Smoothing my sweater down to make sure my clothing was all back to rights, I slipped into the living room and plopped down on the very masculine leather sofa.

Chapter twenty-two

Ethan took far longer to get the drinks than I was expecting, and I considered going into the kitchen after him. I decided against it because I figured I needed the time to pull myself together as much as he did.

Apparently, it didn’t matter what my logical, practical side told me about Ethan and all my reasons for doubting him. When he was near me, when he touched me, logic was useless. I’d pulled back tonight, but it was embarrassing to think how hard it had been. And if I ever ended up going on a real date with him, who knew what I’d end up doing. The guy turned my brain to mush, and that was ridiculously dangerous, for both of us.

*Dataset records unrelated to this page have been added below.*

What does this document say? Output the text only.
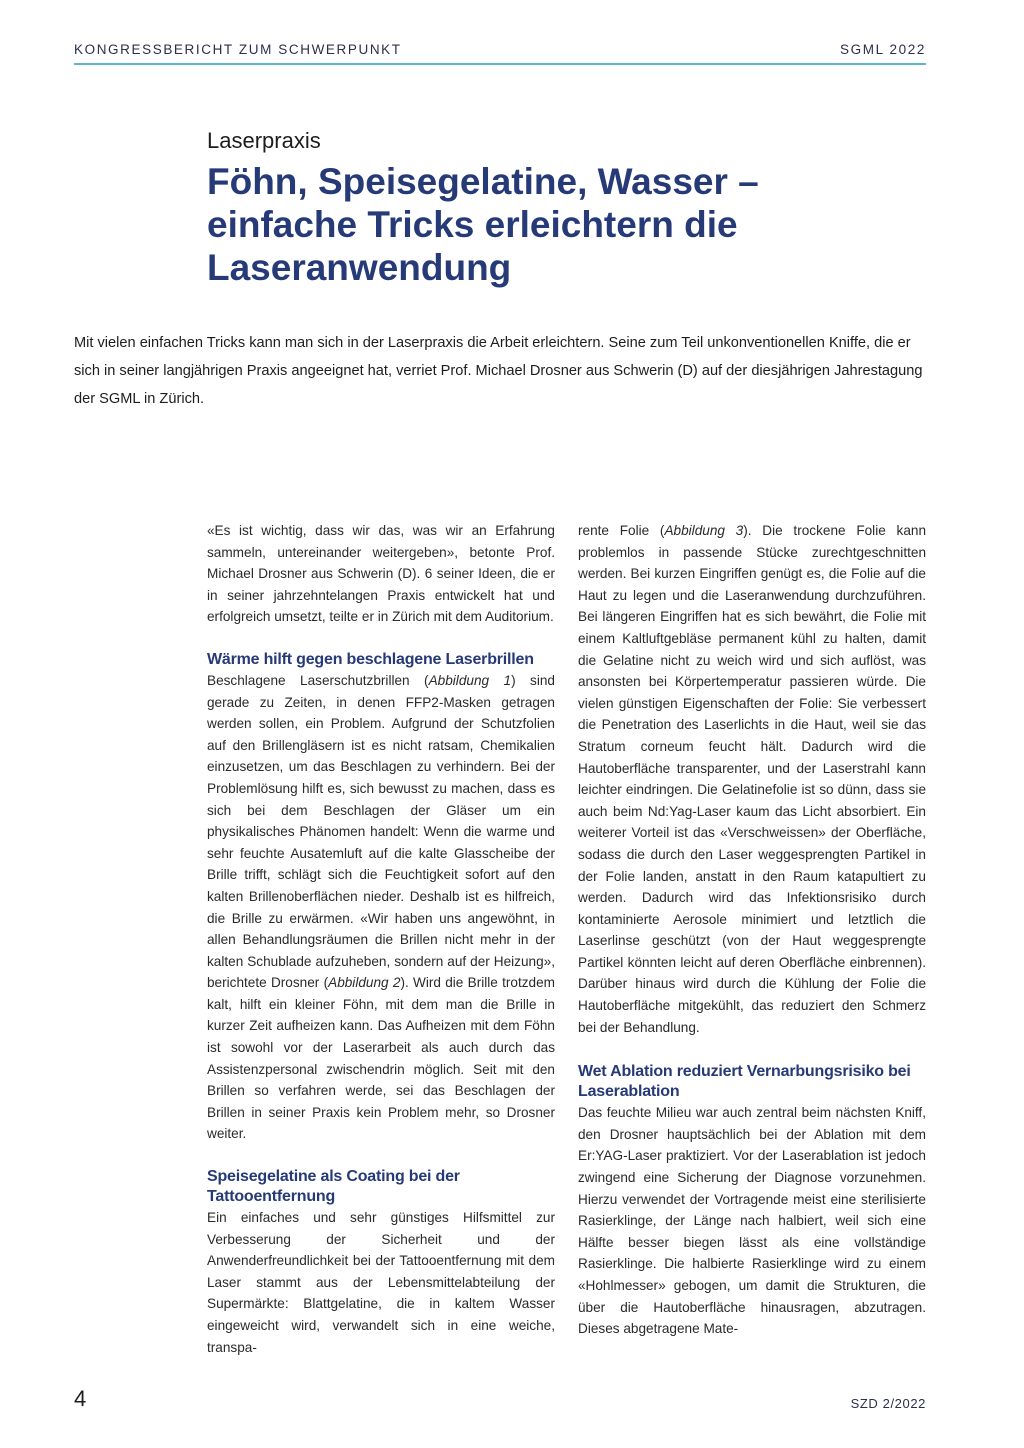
KONGRESSBERICHT ZUM SCHWERPUNKT	SGML 2022
Laserpraxis
Föhn, Speisegelatine, Wasser – einfache Tricks erleichtern die Laseranwendung

Mit vielen einfachen Tricks kann man sich in der Laserpraxis die Arbeit erleichtern. Seine zum Teil unkonventionellen Kniffe, die er sich in seiner langjährigen Praxis angeeignet hat, verriet Prof. Michael Drosner aus Schwerin (D) auf der diesjährigen Jahrestagung der SGML in Zürich.

«Es ist wichtig, dass wir das, was wir an Erfahrung sammeln, untereinander weitergeben», betonte Prof. Michael Drosner aus Schwerin (D). 6 seiner Ideen, die er in seiner jahrzehntelangen Praxis entwickelt hat und erfolgreich umsetzt, teilte er in Zürich mit dem Auditorium.

Wärme hilft gegen beschlagene Laserbrillen

Beschlagene Laserschutzbrillen (Abbildung 1) sind gerade zu Zeiten, in denen FFP2-Masken getragen werden sollen, ein Problem. Aufgrund der Schutzfolien auf den Brillengläsern ist es nicht ratsam, Chemikalien einzusetzen, um das Beschlagen zu verhindern. Bei der Problemlösung hilft es, sich bewusst zu machen, dass es sich bei dem Beschlagen der Gläser um ein physikalisches Phänomen handelt: Wenn die warme und sehr feuchte Ausatemluft auf die kalte Glasscheibe der Brille trifft, schlägt sich die Feuchtigkeit sofort auf den kalten Brillenoberflächen nieder. Deshalb ist es hilfreich, die Brille zu erwärmen. «Wir haben uns angewöhnt, in allen Behandlungsräumen die Brillen nicht mehr in der kalten Schublade aufzuheben, sondern auf der Heizung», berichtete Drosner (Abbildung 2). Wird die Brille trotzdem kalt, hilft ein kleiner Föhn, mit dem man die Brille in kurzer Zeit aufheizen kann. Das Aufheizen mit dem Föhn ist sowohl vor der Laserarbeit als auch durch das Assistenzpersonal zwischendrin möglich. Seit mit den Brillen so verfahren werde, sei das Beschlagen der Brillen in seiner Praxis kein Problem mehr, so Drosner weiter.

Speisegelatine als Coating bei der Tattooentfernung

Ein einfaches und sehr günstiges Hilfsmittel zur Verbesserung der Sicherheit und der Anwenderfreundlichkeit bei der Tattooentfernung mit dem Laser stammt aus der Lebensmittelabteilung der Supermärkte: Blattgelatine, die in kaltem Wasser eingeweicht wird, verwandelt sich in eine weiche, transpa-

rente Folie (Abbildung 3). Die trockene Folie kann problemlos in passende Stücke zurechtgeschnitten werden. Bei kurzen Eingriffen genügt es, die Folie auf die Haut zu legen und die Laseranwendung durchzuführen. Bei längeren Eingriffen hat es sich bewährt, die Folie mit einem Kaltluftgebläse permanent kühl zu halten, damit die Gelatine nicht zu weich wird und sich auflöst, was ansonsten bei Körpertemperatur passieren würde. Die vielen günstigen Eigenschaften der Folie: Sie verbessert die Penetration des Laserlichts in die Haut, weil sie das Stratum corneum feucht hält. Dadurch wird die Hautoberfläche transparenter, und der Laserstrahl kann leichter eindringen. Die Gelatinefolie ist so dünn, dass sie auch beim Nd:Yag-Laser kaum das Licht absorbiert. Ein weiterer Vorteil ist das «Verschweissen» der Oberfläche, sodass die durch den Laser weggesprengten Partikel in der Folie landen, anstatt in den Raum katapultiert zu werden. Dadurch wird das Infektionsrisiko durch kontaminierte Aerosole minimiert und letztlich die Laserlinse geschützt (von der Haut weggesprengte Partikel könnten leicht auf deren Oberfläche einbrennen). Darüber hinaus wird durch die Kühlung der Folie die Hautoberfläche mitgekühlt, das reduziert den Schmerz bei der Behandlung.

Wet Ablation reduziert Vernarbungsrisiko bei Laserablation

Das feuchte Milieu war auch zentral beim nächsten Kniff, den Drosner hauptsächlich bei der Ablation mit dem Er:YAG-Laser praktiziert. Vor der Laserablation ist jedoch zwingend eine Sicherung der Diagnose vorzunehmen. Hierzu verwendet der Vortragende meist eine sterilisierte Rasierklinge, der Länge nach halbiert, weil sich eine Hälfte besser biegen lässt als eine vollständige Rasierklinge. Die halbierte Rasierklinge wird zu einem «Hohlmesser» gebogen, um damit die Strukturen, die über die Hautoberfläche hinausragen, abzutragen. Dieses abgetragene Mate-

4	SZD 2/2022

Of course, Ethan didn’t know it was dangerous for him—I doubted the Erlking had let him in on our bargain.

Ethan looked a little better when he finally returned to the living room, bringing me a Coke in one of those old-fashioned glass bottles and a bottle of something called Old Peculier for himself. It was some kind of dark beer, and I suspected it wasn’t anything cheap. His bottle was almost half empty already, which I didn’t think was a good sign. He handed me the Coke, then sat beside me on the sofa and took a long pull on his beer. The silence between us felt awkward.

I tried to think of a subtle way to ask Ethan again what was wrong, but subtlety wasn’t my strong suit. Ethan was rolling his bottle between his hands, staring at it sightlessly. Kimber was obviously right, and something was wrong. Maybe he and I weren’t close enough for me to have the right to pry, but that didn’t stop me.

“What did the Erlking do to you?” I asked softly.

Ethan blinked and snapped out of his brooding. He raised the bottle to his lips again, chugging the remains. I’m not a connoisseur of beer by any stretch of the imagination, but I suspected Old Peculier was meant to be sipped rather than chugged.

“I don’t want to talk about it,” Ethan said, setting the empty bottle on the coffee table in front of him, and then staring at it some more.

“I kinda got that hint,” I replied. “But if you don’t talk about it, how are you ever going to get over it? Whatever ‘it’ is?” Even at the time, I knew I should apply those words to my own situation, but I still wasn’t ready to talk to anyone about my devil’s bargain.

He shook his head. “It’s just one of those things I’m going to have to deal with on my own.”

“This is one of those guy things, right? You figure if you don’t talk about your problems, they’ll go away?”

He finally looked at me, and the expression on his face was forbidding. “When I said I don’t want to talk about it, I meant it.”

Maybe I should have backed down. If our positions were reversed and he were grilling me about how I’d gotten the Erlking to let him go, I’d have been getting pretty pissed off about his questions. But some instinct inside me urged me to keep pushing, insisting that Ethan secretly did want to talk.

“You know, I practically sold my soul to the devil to get you back,” I told him, and saw from his flinch that I was hitting a nerve. “Arawn kept telling me you were ‘unharmed,’ and I think I have a right to know if he was lying to me or not, because if he’s lying about that, he could be lying about other things, too.”

My whole argument was a pretty big stretch, but from the way Ethan’s fists clenched in his lap, I guessed I was getting through to him in a tough love kind of way. He brooded another minute or two, then unclenched his fists and shook out his hands. Then he reached up and touched the tattoo that framed his eye.